Thursday, August 27, 2009

What horse are you?

One of the guys got a haircut today. This made it apparent to all that there weren't that many hairs to be cut.

In defense of balding warriors everywhere, he felt the need to recite a list of bald characters that no one would mess with.

Bruce Willis is bald. He even played a bald SEAL.

Sean Connery, who may have played a former member of the British Special Boat Service (roughly speaking, a British SEAL) in The Rock, is bald or at least has played balding characters.

Ed Harris, though he played a Marine in that movie, made his list.

And Vin Diesel also played a SEAL in The Pacifier.

It was quickly pointed out that those were all fictional characters. One of the larger Special Forces guys pointed out that our real balding SEAL is too long and lean to be legendary.

The Special Forces guy said that if the SEAL would start lifting more, the SF guy would do more aerobic. They'd meet in the middle.

The SEAL took umbrage.

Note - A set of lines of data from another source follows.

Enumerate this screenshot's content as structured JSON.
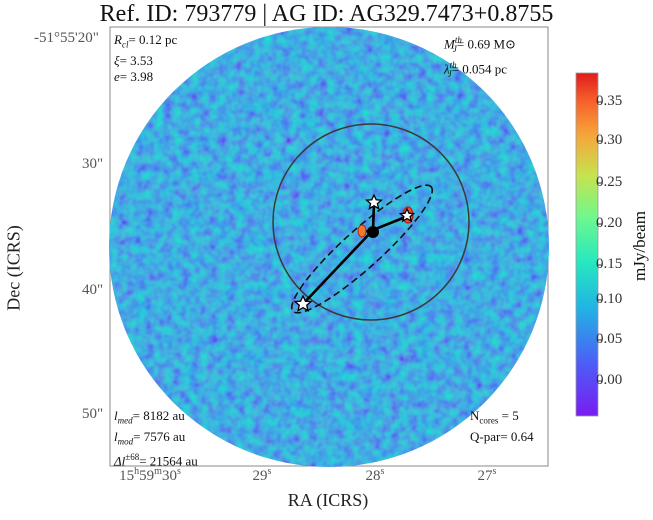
{
  "title": "Ref. ID: 793779 | AG ID: AG329.7473+0.8755",
  "axes": {
    "ylabel": "Dec (ICRS)",
    "xlabel": "RA (ICRS)",
    "dec_ticks": [
      "-51°55'20\"",
      "30\"",
      "40\"",
      "50\""
    ],
    "ra_ticks": [
      {
        "main": "15",
        "sup1": "h",
        "mid": "59",
        "sup2": "m",
        "end": "30",
        "sup3": "s"
      },
      {
        "main": "29",
        "sup3": "s"
      },
      {
        "main": "28",
        "sup3": "s"
      },
      {
        "main": "27",
        "sup3": "s"
      }
    ]
  },
  "colorbar": {
    "label": "mJy/beam",
    "ticks": [
      "0.35",
      "0.30",
      "0.25",
      "0.20",
      "0.15",
      "0.10",
      "0.05",
      "0.00"
    ],
    "colormap": [
      "#7a1cf2",
      "#3b83f8",
      "#1ad0d4",
      "#3af5a4",
      "#a6f759",
      "#f5c53a",
      "#f86d2a",
      "#e02424"
    ]
  },
  "annotations": {
    "top_left": {
      "rcl_sym": "R",
      "rcl_sub": "cl",
      "rcl_val": "= 0.12 pc",
      "xi_sym": "ξ",
      "xi_val": "= 3.53",
      "e_sym": "e",
      "e_val": "= 3.98"
    },
    "top_right": {
      "mj_sym": "M",
      "mj_sup": "th",
      "mj_sub": "J",
      "mj_val": "= 0.69 M⊙",
      "lj_sym": "λ",
      "lj_sup": "th",
      "lj_sub": "J",
      "lj_val": "= 0.054 pc"
    },
    "bottom_left": {
      "lmed_sym": "l",
      "lmed_sub": "med",
      "lmed_val": "= 8182 au",
      "lmod_sym": "l",
      "lmod_sub": "mod",
      "lmod_val": "= 7576 au",
      "dl_sym": "Δl",
      "dl_sup": "±68",
      "dl_val": "= 21564 au"
    },
    "bottom_right": {
      "ncores": "N",
      "ncores_sub": "cores",
      "ncores_val": " = 5",
      "qpar": "Q-par= 0.64"
    }
  }
}
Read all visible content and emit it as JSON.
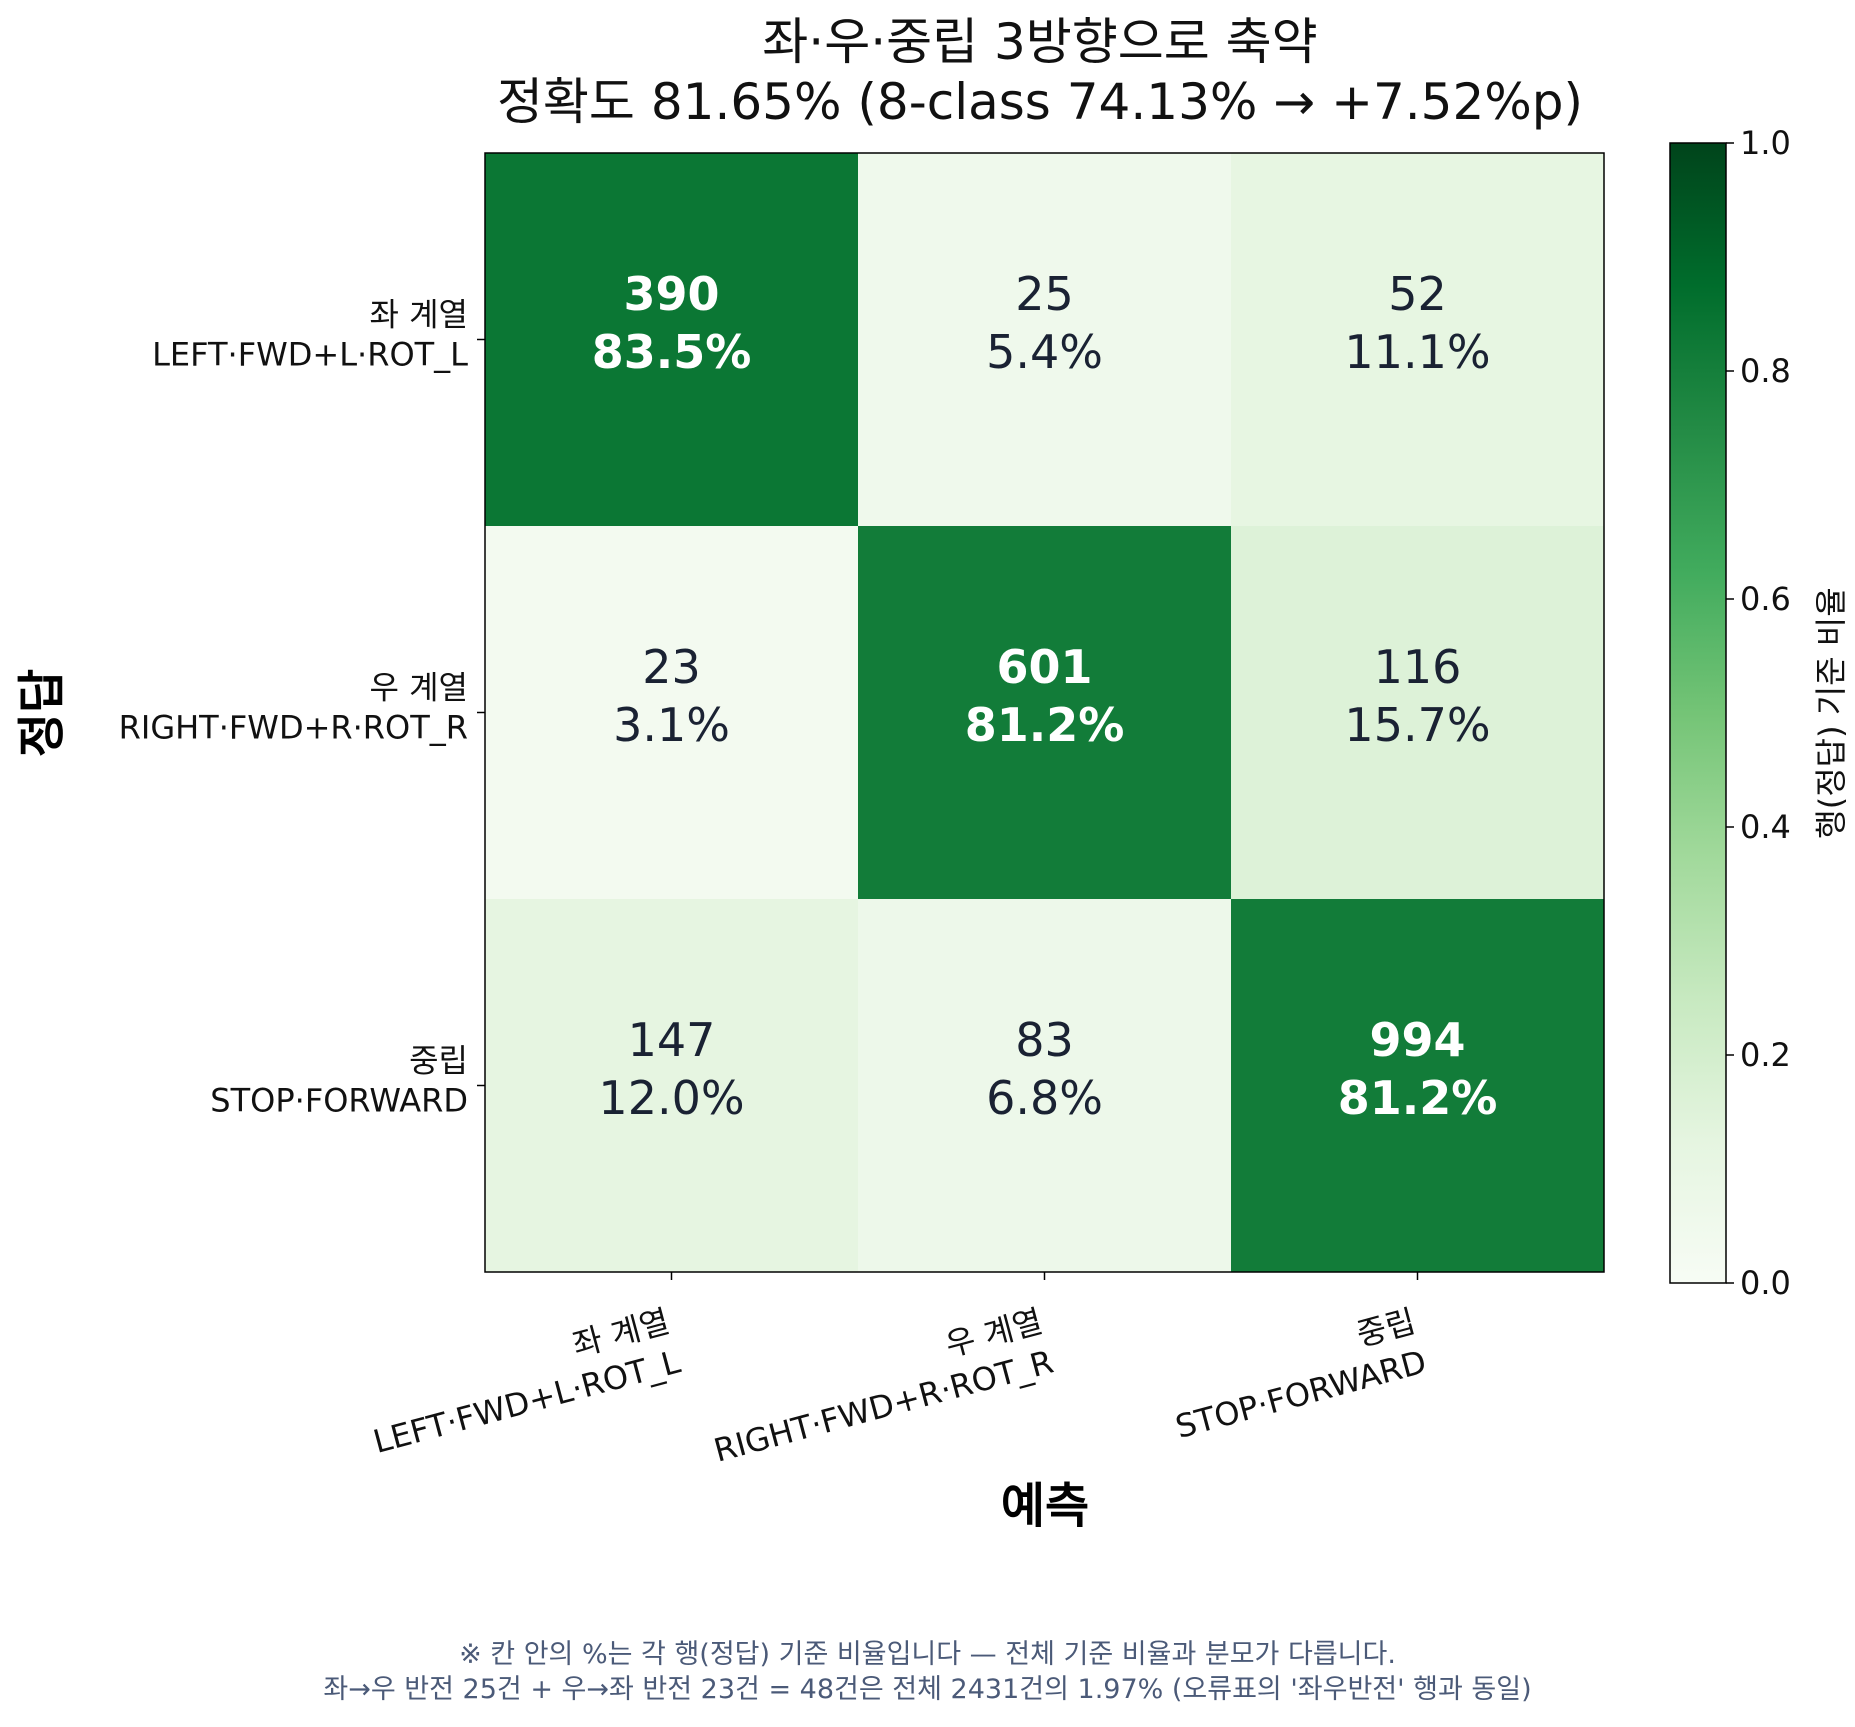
{
  "chart_data": {
    "type": "heatmap",
    "title": "좌·우·중립 3방향으로 축약",
    "subtitle": "정확도 81.65%  (8-class 74.13% → +7.52%p)",
    "xlabel": "예측",
    "ylabel": "정답",
    "row_labels": [
      [
        "좌 계열",
        "LEFT·FWD+L·ROT_L"
      ],
      [
        "우 계열",
        "RIGHT·FWD+R·ROT_R"
      ],
      [
        "중립",
        "STOP·FORWARD"
      ]
    ],
    "col_labels": [
      [
        "좌 계열",
        "LEFT·FWD+L·ROT_L"
      ],
      [
        "우 계열",
        "RIGHT·FWD+R·ROT_R"
      ],
      [
        "중립",
        "STOP·FORWARD"
      ]
    ],
    "counts": [
      [
        390,
        25,
        52
      ],
      [
        23,
        601,
        116
      ],
      [
        147,
        83,
        994
      ]
    ],
    "percent_labels": [
      [
        "83.5%",
        "5.4%",
        "11.1%"
      ],
      [
        "3.1%",
        "81.2%",
        "15.7%"
      ],
      [
        "12.0%",
        "6.8%",
        "81.2%"
      ]
    ],
    "row_ratios": [
      [
        0.835,
        0.054,
        0.111
      ],
      [
        0.031,
        0.812,
        0.157
      ],
      [
        0.12,
        0.068,
        0.812
      ]
    ],
    "colorbar": {
      "label": "행(정답) 기준 비율",
      "range": [
        0.0,
        1.0
      ],
      "ticks": [
        "0.0",
        "0.2",
        "0.4",
        "0.6",
        "0.8",
        "1.0"
      ],
      "colormap": "Greens"
    }
  },
  "footnote": [
    "※ 칸 안의 %는 각 행(정답) 기준 비율입니다 — 전체 기준 비율과 분모가 다릅니다.",
    "좌→우 반전 25건 + 우→좌 반전 23건 = 48건은 전체 2431건의 1.97% (오류표의 '좌우반전' 행과 동일)"
  ]
}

He said he was strong enough to do whatever he needed to do and didn't want to sacrifice endurance.

Eager to be helpful, I egged each guy on.

First the SEAL claimed to be a racehorse. Then he was told he was more of a greyhound.

Somehow I went from being a little Clydesdale to a Shetland Pony.

According to wikipedia, "Shetland ponies have heavy coats, short legs and are considered quite intelligent. They are a very strong breed of pony, used for riding, driving, and pack purposes."

So I guess it's mostly a complement, or at least in keeping with the small Clydesdale metaphor, unless he was calling me hairy.

Other major developments of the day include the revelation that there is only one type of fresh water seal (the aquatic mammal, not the Frogman variety). It apparently lives in a lake in Russia. The largest lake in the world.

It was also decided, while the freshwater seal was being researched on the World Wildlife Federation web page, that Pandas aren't cool. They are helpless when born, even by human standards, have a crappy diet, and won't reproduce to save themselves.

Koalas, however, are cool cause they nature's stoners getting high of eucalyptus while they chill in the trees.